Monday , November 25, 2024

COMMENTARY: How to Pick a Payment-Processing Provider the Smart Way

By Dan Leberman

Every business owner needs to process customer payments, but selecting a payment processor can be very confusing. To make the selection simpler, get started by identifying and prioritizing the most important factors for your business. Based on PayPal’s own best practices, here are top considerations for every business owner.

Get the full range of payment options via one provider: Card processing alone may not be enough to drive conversion of all of your potential customers, as some remain reluctant to directly give card info online. Offering several trustworthy payment options like digital wallets (those that don’t require exchange of financial data), in addition to credit cards, helps you attract more customers, reduce cart abandonment, and ultimately increase sales.

You should give customers a choice in how they pay, but with as much operational ease as possible. To balance ease of management and customer choice, consider an all-in-one payment provider that gives you both card processing and ready-built digital-wallet acceptance. This one-stop-shop model will make it easier for you to get up and running quickly and deal with problems over time.
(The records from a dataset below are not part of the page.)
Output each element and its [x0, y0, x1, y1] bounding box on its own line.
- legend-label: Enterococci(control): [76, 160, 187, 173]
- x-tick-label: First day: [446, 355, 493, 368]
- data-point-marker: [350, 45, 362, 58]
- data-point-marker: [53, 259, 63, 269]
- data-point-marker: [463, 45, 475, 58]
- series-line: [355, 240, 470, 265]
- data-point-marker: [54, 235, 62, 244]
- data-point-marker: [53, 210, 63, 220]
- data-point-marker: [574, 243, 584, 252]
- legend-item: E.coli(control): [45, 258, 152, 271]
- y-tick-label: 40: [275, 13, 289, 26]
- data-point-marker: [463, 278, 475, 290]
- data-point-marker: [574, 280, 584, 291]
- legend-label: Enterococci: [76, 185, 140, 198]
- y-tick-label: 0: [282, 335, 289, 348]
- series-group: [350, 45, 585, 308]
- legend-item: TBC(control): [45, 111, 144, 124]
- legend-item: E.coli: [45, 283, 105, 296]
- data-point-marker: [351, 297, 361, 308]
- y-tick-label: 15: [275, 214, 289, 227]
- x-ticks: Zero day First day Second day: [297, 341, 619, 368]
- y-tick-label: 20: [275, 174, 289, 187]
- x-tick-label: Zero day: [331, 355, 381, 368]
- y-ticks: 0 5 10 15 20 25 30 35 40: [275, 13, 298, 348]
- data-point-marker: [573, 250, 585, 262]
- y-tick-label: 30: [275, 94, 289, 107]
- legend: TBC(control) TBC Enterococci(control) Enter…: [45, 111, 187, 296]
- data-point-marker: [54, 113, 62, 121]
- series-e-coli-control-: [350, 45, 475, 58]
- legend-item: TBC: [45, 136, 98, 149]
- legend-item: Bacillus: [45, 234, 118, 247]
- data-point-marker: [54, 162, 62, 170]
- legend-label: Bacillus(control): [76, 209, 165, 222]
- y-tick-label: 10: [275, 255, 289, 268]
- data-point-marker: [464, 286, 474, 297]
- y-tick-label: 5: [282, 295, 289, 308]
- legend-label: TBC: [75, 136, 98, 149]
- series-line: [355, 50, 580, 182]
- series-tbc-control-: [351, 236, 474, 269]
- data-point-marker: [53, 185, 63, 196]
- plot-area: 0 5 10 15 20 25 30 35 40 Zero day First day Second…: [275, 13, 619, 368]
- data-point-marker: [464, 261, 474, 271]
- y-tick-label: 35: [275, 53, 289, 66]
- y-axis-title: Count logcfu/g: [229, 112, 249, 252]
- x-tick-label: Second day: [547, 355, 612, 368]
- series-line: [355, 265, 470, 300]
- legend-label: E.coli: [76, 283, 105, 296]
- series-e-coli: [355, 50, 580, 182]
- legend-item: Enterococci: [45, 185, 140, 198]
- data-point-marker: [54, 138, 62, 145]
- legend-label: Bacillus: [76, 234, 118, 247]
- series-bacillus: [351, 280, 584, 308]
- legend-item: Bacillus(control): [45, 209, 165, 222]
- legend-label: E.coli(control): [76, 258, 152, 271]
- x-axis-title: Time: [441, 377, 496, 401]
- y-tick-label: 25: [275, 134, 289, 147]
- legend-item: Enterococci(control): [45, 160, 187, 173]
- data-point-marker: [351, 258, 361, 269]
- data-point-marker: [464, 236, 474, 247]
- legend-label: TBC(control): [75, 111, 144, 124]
Ensure quick access to your money: In the early days of online payments, “holds” on proceeds from online sales were more common. But today, select payment processors are minimizing holds and reserves, and some are offering next-day settlement even for smaller businesses. Be sure to understand your options for fast and complete settlement with any processor, and look for a payment processor that commits to delivering the quickest possible access to your money.

Make it easy on yourself—ensure easy setup and ongoing, payments-specific customer support: Initiating payment processing can require technical knowledge. Even if you have coding experience, tackling a heavy-lifting payments integration carries substantial opportunity cost as you take focus away from driving sales and running the business. And if you aren’t as good as you think you are…well, a faulty integration can drive away customers.

To avoid this risk, find a payment processor that offers plug-and-play service with your existing business platform providers (e.g., e-commerce platforms or in-house/third-party development partners), with ongoing, specialized payments support that will be valuable as you grow and make changes to your business.

Protect your business from fraud: Despite continuing improvements in anti-hacker technology, fraudsters can still beat the system with stolen financial information. Other customer fraud still exists, too. You may receive a payment, ship an item, and then get a complaint from the customer claiming that the package never arrived and requesting a refund (when, in fact, they did receive the package).

While fraud likely can’t ever be eliminated completely, incidence and cost of fraud can be minimized. Work with a payments processor that offers both world-class fraud-management tools and resolution services.

Protect your customers from fraud: Customer data theft from retailers, such as credit card information and personal identity information, is big business for cybercriminals and other fraudsters. As you evaluate payment-processing vendors, look for those with proven reputations for security, including those that offer digital-wallet payment products that do not share customer financial information at the moment of transaction.

Understand actual processing costs, not just lowest “show rates:” Finding a good price seems simple enough—until you notice all the asterisks next to the rates. Those asterisks lead to fine print that reveals dramatically higher processing fees on many of the most common types of transactions, including different types of credit or debit cards. These rate surprises can turn a profitable transaction into an unprofitable one.

To most easily understand and predict your expected cost, consider working with a processor that offers flat or blended rates, charging you one rate for any type of transaction, instead of bucketing transactions into various categories. The biggest potential driver of cost control is to call customer attention to lower-cost payment types. To do this, you may want to keep your transaction pricing unblended and drive customers to the lowest-cost options. But doing this smartly can be tricky. You will want to understand the breakdown in your customers’ usage of different payment tools, and then project your total fees based on the volume of cost for each transaction type.

In either transaction pricing model, understand other fees that processors may charge – such as cancellation, withdrawal, and batch-processing fees.

Choosing a payment processor for your online business is a big decision, so don’t act hastily. Follow these and other tips outlined in this white paper to ensure you pick a great partner.

Dan Leberman is vice president for PayPal Inc.’s North American Online Small & Medium Business.